The ReNu2Farm project partner Nutrient Management Institute from the Netherlands performed a three years field trial with biowaste compost as a recycling-derived fertiliser. The compost was compared with other organic fertilisers such as cattle slurry as well as with mineral fertiliser in a maize crop on sandy soil. The objective of the trial was to investigate to what extent the functioning of the top soil layer of leachable sandy soil can be improved by increasing the organic matter content and the related soil functions, without leading to an increase in nitrate leaching.
A three-year application of organic residues and soil improvers does not lead to significant differences in organic matter content, maize yield and Nmin stock after harvest for the same input of active nutrients. However, there were positive effects on aggregate stability, moisture retention capacity and infiltration capacity of the soil.
In the long term, the treatments with the highest organic matter supply (high dose of compost and cattle manure with grass clippings) lead to the greatest increase in organic matter content. This is shown by model calculations carried out in addition to the field trials.
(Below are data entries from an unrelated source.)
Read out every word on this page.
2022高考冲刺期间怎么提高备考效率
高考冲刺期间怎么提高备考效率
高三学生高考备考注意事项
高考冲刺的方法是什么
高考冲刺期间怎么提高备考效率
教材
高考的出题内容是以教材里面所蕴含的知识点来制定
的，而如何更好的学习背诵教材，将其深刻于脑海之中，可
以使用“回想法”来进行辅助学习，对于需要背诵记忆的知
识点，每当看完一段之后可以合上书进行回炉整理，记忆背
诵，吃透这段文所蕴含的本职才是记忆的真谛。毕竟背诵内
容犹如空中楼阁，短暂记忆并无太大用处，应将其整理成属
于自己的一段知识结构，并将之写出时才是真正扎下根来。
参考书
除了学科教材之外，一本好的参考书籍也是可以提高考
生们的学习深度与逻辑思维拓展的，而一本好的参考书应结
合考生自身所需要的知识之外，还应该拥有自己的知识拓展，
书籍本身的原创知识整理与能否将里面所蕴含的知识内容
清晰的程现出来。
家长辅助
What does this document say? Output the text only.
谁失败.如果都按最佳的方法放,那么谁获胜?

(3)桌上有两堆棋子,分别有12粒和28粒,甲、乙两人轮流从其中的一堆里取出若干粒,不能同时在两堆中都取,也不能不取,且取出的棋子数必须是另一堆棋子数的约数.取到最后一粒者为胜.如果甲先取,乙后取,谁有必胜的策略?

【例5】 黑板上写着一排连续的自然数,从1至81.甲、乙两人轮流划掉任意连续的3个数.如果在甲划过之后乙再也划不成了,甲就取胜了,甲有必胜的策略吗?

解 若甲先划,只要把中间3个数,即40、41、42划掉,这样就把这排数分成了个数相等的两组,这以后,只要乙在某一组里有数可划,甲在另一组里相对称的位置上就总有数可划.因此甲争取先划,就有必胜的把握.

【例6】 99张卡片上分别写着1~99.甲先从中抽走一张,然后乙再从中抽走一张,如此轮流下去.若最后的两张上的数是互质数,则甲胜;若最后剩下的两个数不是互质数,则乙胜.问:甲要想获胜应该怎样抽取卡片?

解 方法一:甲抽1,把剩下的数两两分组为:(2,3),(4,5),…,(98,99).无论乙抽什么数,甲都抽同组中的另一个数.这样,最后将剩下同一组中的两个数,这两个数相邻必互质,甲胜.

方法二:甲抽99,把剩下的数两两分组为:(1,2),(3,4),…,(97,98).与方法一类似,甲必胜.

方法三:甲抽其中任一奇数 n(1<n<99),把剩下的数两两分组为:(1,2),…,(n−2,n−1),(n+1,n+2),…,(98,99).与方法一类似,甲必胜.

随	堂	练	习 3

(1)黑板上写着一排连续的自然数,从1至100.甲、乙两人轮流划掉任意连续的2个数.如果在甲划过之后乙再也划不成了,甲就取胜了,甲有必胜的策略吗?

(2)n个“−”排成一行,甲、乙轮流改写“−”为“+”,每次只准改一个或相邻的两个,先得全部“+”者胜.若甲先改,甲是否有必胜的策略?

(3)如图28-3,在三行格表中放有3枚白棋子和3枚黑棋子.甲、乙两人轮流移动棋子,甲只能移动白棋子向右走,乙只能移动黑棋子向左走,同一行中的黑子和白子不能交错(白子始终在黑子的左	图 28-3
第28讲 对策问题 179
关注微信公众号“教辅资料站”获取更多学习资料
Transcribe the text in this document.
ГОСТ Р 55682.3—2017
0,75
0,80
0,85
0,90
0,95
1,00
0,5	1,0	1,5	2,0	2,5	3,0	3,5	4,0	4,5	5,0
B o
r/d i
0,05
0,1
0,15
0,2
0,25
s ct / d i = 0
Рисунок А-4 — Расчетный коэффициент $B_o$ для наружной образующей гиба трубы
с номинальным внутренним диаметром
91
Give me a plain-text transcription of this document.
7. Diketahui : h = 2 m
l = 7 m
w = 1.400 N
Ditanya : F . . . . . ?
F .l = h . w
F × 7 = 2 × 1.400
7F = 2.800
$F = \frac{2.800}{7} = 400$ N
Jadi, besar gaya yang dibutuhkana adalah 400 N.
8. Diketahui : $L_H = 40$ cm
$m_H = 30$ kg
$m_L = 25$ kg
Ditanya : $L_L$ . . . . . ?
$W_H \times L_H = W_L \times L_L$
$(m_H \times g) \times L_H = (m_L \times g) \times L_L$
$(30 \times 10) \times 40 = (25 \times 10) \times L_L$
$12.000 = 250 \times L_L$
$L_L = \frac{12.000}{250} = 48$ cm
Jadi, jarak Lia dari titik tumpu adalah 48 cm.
Effects of hot, dry summers
Summers in the years 2018-2020 were warmer and drier than average. The effect differed between the two locations of the trial. On the dry sandy soil where no irrigation was possible, this led to very early harvests, low yields, high Nmin stocks after harvest, and well-developed green manures. In practice, on dry sandy soils, this means that if warm, dry summers lead to low maize yields and higher Nmin stocks after harvest, the timely sowing of green manures is crucial to prevent nitrate leaching. On the lower lying sandy soil, where it was possible to irrigate, the yields were higher and the N-min stocks after the harvest lowered over time. In practice this means that on sandy soils with sufficient rainfall it is important to keep the N-supply of the soil at the right level, so that sufficient nitrogen remains available for the crop. The use of organic fertilisers, such as compost, and the cultivation of a successful catch crop in the autumn can contribute to this.
More detailed ReNu2Farm reports on the field trial results as well as a handbook of best-practice fertilisation management will be published in the coming months.